Mike Kaiser – who served as Queensland premier Steven Miles’s top public servant before Labor lost the October state election – will take up the job of secretary of the Department of Climate Change, Energy, Environment and Water next week on a five-year contract.
Mr Kaiser was Queensland ALP state secretary between 1993 and 2000, then the state Labor MP for Woodridge. He was forced to quit parliament in 2001 after he admitted to an inquiry into electoral fraud that he had falsely signed an electoral enrolment form in 1986.
Mr Kaiser was also chief of staff to NSW Labor premier Morris Iemma and then succeeded Murray Watt – now federal Minister for Environment and Water – as Queensland Labor premier Anna Bligh’s chief of staff in 2008.
The appointment comes despite a much-vaunted review into public service appointments initiated by Public Service Minister Katy Gallagher in 2023 after she previously accused the Coalition of rewarding its political allies with plum public appointments. “This review is all about putting an end to the jobs-for-mates culture that defined the previous Morrison government’s public sector appointments,” Senator Gallagher said at the time.
The review’s author, Lynelle Briggs, handed her findings to Senator Gallagher in August 2023, but the federal government has not published the final report or responded to its contents.
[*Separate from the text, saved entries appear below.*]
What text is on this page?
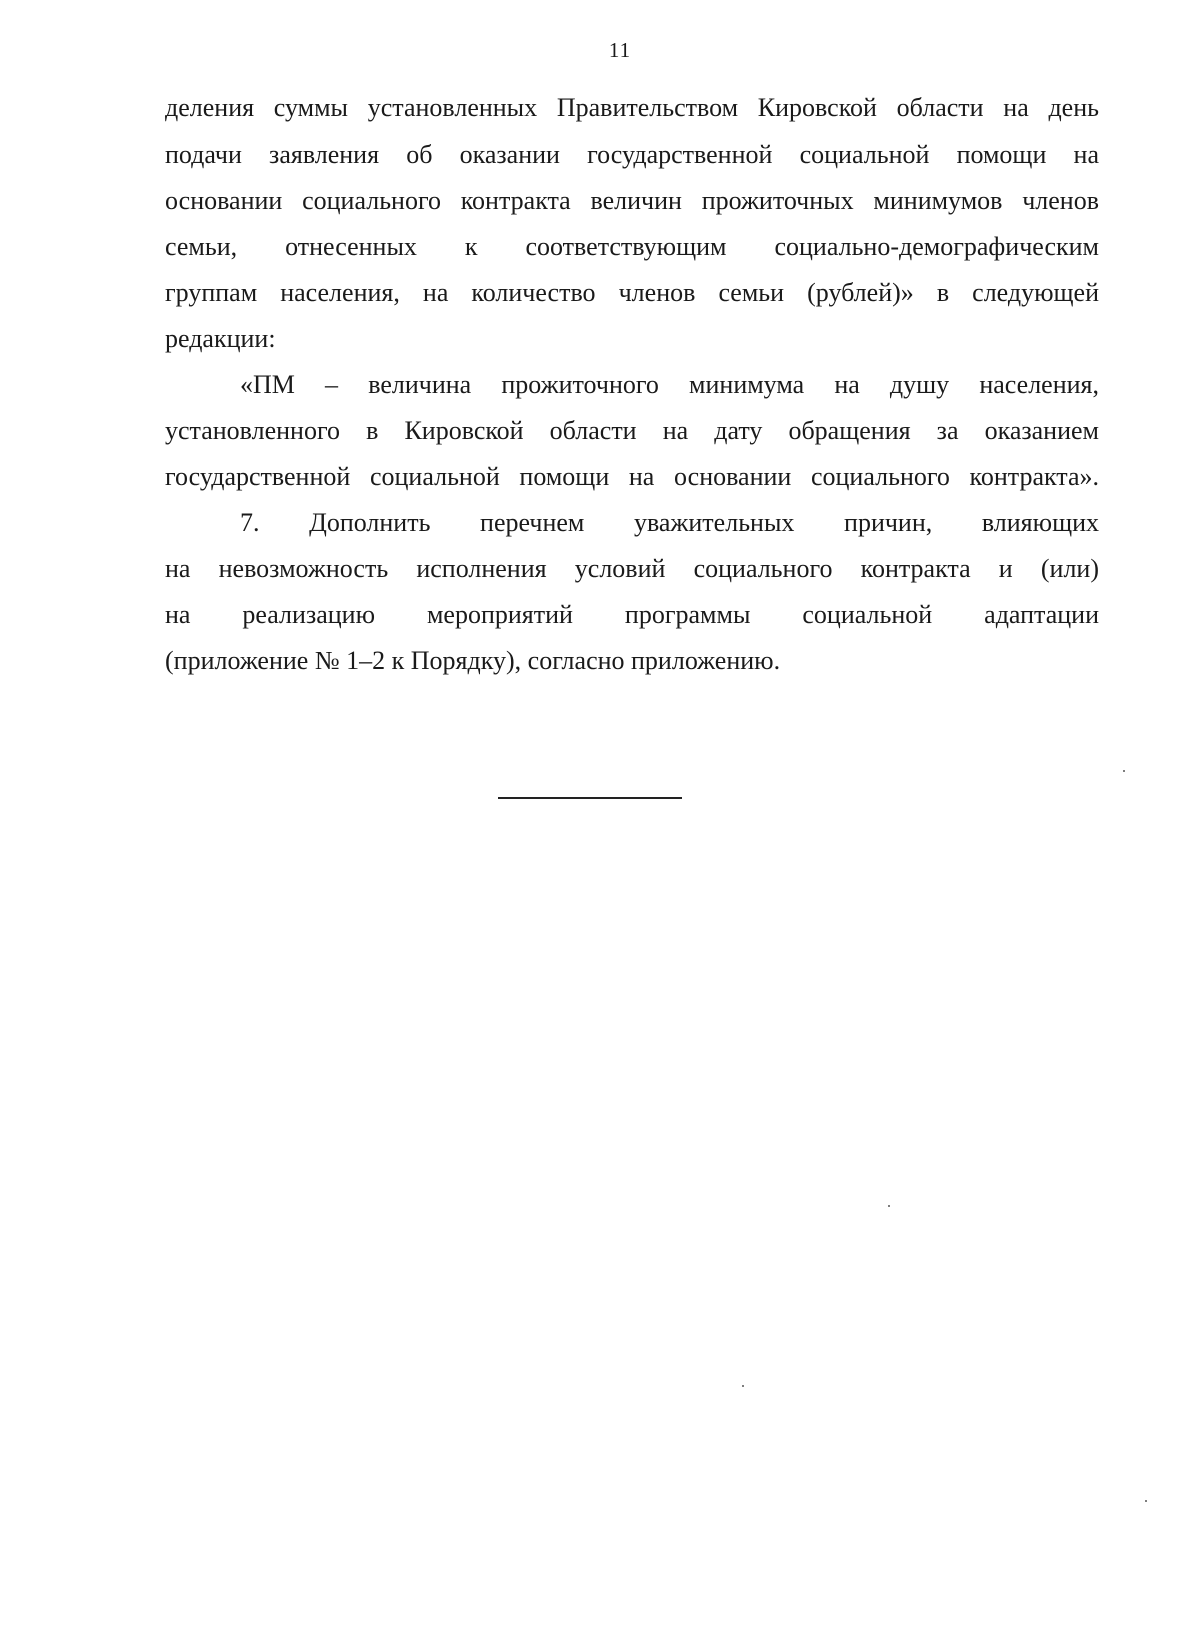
11
деления суммы установленных Правительством Кировской области на день
подачи заявления об оказании государственной социальной помощи на
основании социального контракта величин прожиточных минимумов членов
семьи, отнесенных к соответствующим социально-демографическим
группам населения, на количество членов семьи (рублей)» в следующей
редакции:
«ПМ – величина прожиточного минимума на душу населения,
установленного в Кировской области на дату обращения за оказанием
государственной социальной помощи на основании социального контракта».
7. Дополнить перечнем уважительных причин, влияющих
на невозможность исполнения условий социального контракта и (или)
на реализацию мероприятий программы социальной адаптации
(приложение № 1–2 к Порядку), согласно приложению.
A spokesman for Senator Gallagher said the review remained under consideration.
Gabrielle Appleby, a constitutional law professor at the University of NSW and director at the Centre for Public Integrity, a think tank that advocates against corruption, described Mr Kaiser’s appointment by Labor as “particularly disappointing”.
“The fact that they commissioned the Briggs review, have yet to release it, and are still making appointments through this outdated, opaque, and problematic process is particularly concerning,” she said, warning that such practices were “hugely corrosive”.
“Even if the individual is the right or the best or a good person for the job, it just smells of jobs for mates, it smells of cronyism, and it smells of a conflict of interest – these are the types of issues that undermine public trust in government.”
Mr Albanese thanked outgoing department secretary David Fredericks and praised Mr Kaiser’s career history in the private sector and public service. He will net a salary of $932,120 a year, following the latest determination by the Remuneration Tribunal.
“Mr Kaiser’s experience includes delivering on large-scale projects, administering complex regulatory regimes and leading the Queensland government’s policies on planning and infrastructure,” Mr Albanese said.
When Liberal National Party Premier David Crisafulli came to power, one of his first acts was to remove Mr Kaiser, who he had previously accused of not being politically independent.
On Sunday, the Albanese government announced Labor’s former assistant treasurer Stephen Jones would be Australia’s next ambassador to the Organisation for Economic Co-operation and Development in Paris. Mr Jones abruptly retired from politics ahead of May’s federal election.
In 2022, Labor appointed former prime minister Kevin Rudd as US ambassador and former defence minister Stephen Smith as UK high commissioner.